Other leaders with Las Cruces nonprofits said this grant funding is important to their operations.
“Jardin's Healthy and Wise program provides health and wellness support through wrap-around services addressing physical, mental, developmental and social issues that are exacerbated by homelessness," said Jardin de los Niños Chief Executive Officer Michelle S. Adames, Ph.D.
“The support from the City of Las Cruces for our Children & Youth Program is appreciated,” said La Casa, Inc. Executive Director Henry Brutus. “We leverage these funds with additional funding to ensure the needs of children and youth witnesses of domestic abuse in our community are met. Statistics indicate that up to 80 percent of children and youth who witness domestic abuse enter in abusive relationships as adults, without intervention. This program is about stopping the cycle of violence.”
“We are so grateful for the funding we receive from (the) city,” said El Caldito volunteer coordinator/kitchen administrator Diane D’Ambrosio. “El Caldito uses these funds on payroll only, which has been great for us since we are having to increase our staff by one. We appreciate and look forward to every year the city council votes to continue supporting our mission.”
“The city’s support ensures that we are able to continue to provide financial assistance and scholarships to families who are in need of a safe and positive place for their children when they are not in school, but may not be able to afford traditional childcare,” said Boys and Girls Club Executive Director Ashley Echevarria. “Each year, we save Las Cruces families more than $1 million in childcare fees. It’s our priority to never turn a child away from our programs for the inability to pay, and this funding allows us to maintain that priority. We are grateful for the continued support from the City, allowing us to fulfill our mission of serving the young people who need us most.”
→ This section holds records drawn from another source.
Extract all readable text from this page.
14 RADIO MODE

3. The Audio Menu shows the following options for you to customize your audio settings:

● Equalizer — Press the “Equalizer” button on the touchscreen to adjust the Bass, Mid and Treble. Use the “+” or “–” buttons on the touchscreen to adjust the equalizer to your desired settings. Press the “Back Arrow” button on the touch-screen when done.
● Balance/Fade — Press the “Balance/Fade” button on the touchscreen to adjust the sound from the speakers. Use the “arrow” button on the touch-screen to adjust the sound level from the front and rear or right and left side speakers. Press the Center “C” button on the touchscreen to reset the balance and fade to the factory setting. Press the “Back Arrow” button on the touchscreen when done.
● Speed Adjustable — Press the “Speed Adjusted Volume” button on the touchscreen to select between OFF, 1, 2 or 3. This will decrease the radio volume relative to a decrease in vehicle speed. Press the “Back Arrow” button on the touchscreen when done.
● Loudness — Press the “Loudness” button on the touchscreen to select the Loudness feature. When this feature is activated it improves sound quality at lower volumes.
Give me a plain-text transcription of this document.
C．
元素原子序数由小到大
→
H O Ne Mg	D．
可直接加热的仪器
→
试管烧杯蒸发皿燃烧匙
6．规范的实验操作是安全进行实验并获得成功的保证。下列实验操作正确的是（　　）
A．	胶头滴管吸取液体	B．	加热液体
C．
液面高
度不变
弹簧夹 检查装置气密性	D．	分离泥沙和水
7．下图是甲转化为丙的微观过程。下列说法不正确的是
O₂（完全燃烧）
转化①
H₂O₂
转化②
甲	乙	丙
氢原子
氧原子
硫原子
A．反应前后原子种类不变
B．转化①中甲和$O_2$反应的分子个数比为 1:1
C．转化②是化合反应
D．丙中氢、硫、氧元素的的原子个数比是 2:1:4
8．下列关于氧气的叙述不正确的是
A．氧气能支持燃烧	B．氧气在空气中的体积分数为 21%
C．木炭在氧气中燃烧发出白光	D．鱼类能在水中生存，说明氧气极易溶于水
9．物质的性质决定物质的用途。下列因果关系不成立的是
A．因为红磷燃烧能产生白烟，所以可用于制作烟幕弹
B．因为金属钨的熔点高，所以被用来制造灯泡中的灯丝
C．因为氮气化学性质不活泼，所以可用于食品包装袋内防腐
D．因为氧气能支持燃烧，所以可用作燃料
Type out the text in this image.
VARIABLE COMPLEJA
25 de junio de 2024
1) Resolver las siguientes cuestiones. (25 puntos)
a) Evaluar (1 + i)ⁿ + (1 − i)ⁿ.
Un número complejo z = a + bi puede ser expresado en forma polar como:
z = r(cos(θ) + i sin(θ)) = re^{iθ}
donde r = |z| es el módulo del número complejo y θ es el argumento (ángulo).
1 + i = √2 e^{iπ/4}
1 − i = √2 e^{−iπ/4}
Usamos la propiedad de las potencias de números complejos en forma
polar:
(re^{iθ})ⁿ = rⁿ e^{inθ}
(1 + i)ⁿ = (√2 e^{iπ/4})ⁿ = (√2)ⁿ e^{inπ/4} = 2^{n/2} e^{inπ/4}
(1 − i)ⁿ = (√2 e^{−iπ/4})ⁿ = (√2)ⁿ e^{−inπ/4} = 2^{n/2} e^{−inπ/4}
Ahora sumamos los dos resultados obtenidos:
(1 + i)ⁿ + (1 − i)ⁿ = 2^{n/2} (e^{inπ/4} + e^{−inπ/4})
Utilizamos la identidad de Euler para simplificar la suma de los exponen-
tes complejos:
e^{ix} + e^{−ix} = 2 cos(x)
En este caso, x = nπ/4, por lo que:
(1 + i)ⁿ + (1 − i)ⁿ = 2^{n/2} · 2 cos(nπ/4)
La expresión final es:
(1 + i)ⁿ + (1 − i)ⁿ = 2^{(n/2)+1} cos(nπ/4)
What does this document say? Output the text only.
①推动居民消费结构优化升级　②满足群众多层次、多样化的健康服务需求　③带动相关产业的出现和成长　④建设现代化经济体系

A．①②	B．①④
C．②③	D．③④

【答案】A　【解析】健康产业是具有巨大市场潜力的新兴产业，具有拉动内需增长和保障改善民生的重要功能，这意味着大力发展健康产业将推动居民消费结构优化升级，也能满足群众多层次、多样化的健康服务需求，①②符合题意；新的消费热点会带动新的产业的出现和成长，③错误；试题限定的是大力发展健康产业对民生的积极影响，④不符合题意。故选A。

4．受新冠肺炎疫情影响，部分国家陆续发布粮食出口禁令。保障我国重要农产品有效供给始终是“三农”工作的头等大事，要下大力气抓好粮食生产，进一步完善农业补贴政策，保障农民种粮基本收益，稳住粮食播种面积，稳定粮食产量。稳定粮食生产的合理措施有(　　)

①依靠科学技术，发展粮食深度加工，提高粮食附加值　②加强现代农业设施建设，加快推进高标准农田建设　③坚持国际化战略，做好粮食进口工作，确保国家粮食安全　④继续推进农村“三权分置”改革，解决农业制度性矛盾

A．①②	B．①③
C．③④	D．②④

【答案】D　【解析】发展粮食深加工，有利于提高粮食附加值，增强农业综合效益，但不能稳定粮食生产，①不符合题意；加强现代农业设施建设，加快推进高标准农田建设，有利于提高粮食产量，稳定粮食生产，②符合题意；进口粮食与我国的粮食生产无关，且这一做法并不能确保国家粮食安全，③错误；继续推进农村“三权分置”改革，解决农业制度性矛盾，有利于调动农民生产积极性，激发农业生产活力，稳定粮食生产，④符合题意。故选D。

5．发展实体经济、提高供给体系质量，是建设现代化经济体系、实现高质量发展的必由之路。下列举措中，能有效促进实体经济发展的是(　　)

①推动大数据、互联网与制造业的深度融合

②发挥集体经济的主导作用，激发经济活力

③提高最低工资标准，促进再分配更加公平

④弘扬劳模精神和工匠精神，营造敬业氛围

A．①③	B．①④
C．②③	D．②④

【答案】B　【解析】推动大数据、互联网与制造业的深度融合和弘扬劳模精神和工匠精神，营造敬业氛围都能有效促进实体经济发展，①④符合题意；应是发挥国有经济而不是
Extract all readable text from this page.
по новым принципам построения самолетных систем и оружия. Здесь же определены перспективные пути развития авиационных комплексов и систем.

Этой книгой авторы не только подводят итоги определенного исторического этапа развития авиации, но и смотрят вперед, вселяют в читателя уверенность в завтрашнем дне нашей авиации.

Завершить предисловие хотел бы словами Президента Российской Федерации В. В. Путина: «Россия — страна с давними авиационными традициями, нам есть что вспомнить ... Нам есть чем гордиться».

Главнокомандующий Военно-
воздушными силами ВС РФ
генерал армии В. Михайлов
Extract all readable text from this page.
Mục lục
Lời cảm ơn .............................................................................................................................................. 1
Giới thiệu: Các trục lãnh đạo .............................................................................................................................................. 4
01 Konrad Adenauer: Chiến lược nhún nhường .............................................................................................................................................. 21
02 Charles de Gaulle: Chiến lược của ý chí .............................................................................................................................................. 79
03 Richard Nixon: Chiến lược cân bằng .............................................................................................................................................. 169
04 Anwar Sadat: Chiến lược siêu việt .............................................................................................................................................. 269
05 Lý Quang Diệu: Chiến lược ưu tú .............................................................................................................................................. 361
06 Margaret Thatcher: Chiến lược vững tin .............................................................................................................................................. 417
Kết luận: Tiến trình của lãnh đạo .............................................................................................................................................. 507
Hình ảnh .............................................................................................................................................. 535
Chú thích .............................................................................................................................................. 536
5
Funding comes from the city’s Telshor Facility Fund, which “received its assets from a pre-paid lease payment the city received for Memorial Medical Center,” the city said in a news release. The city council approved a resolution in November 2019 that earmarks $400,000 a year from the Telshor Facility Fund to help fund health-related nonprofits in fiscal years 2021 and 2022.
Year-two renewal applications and program performance were reviewed and evaluated in March by the city’s Health and Human Services Policy Advisory Committee, which voted to recommend all 16 agencies for continued funding for FY22, which begins July 1, the city said.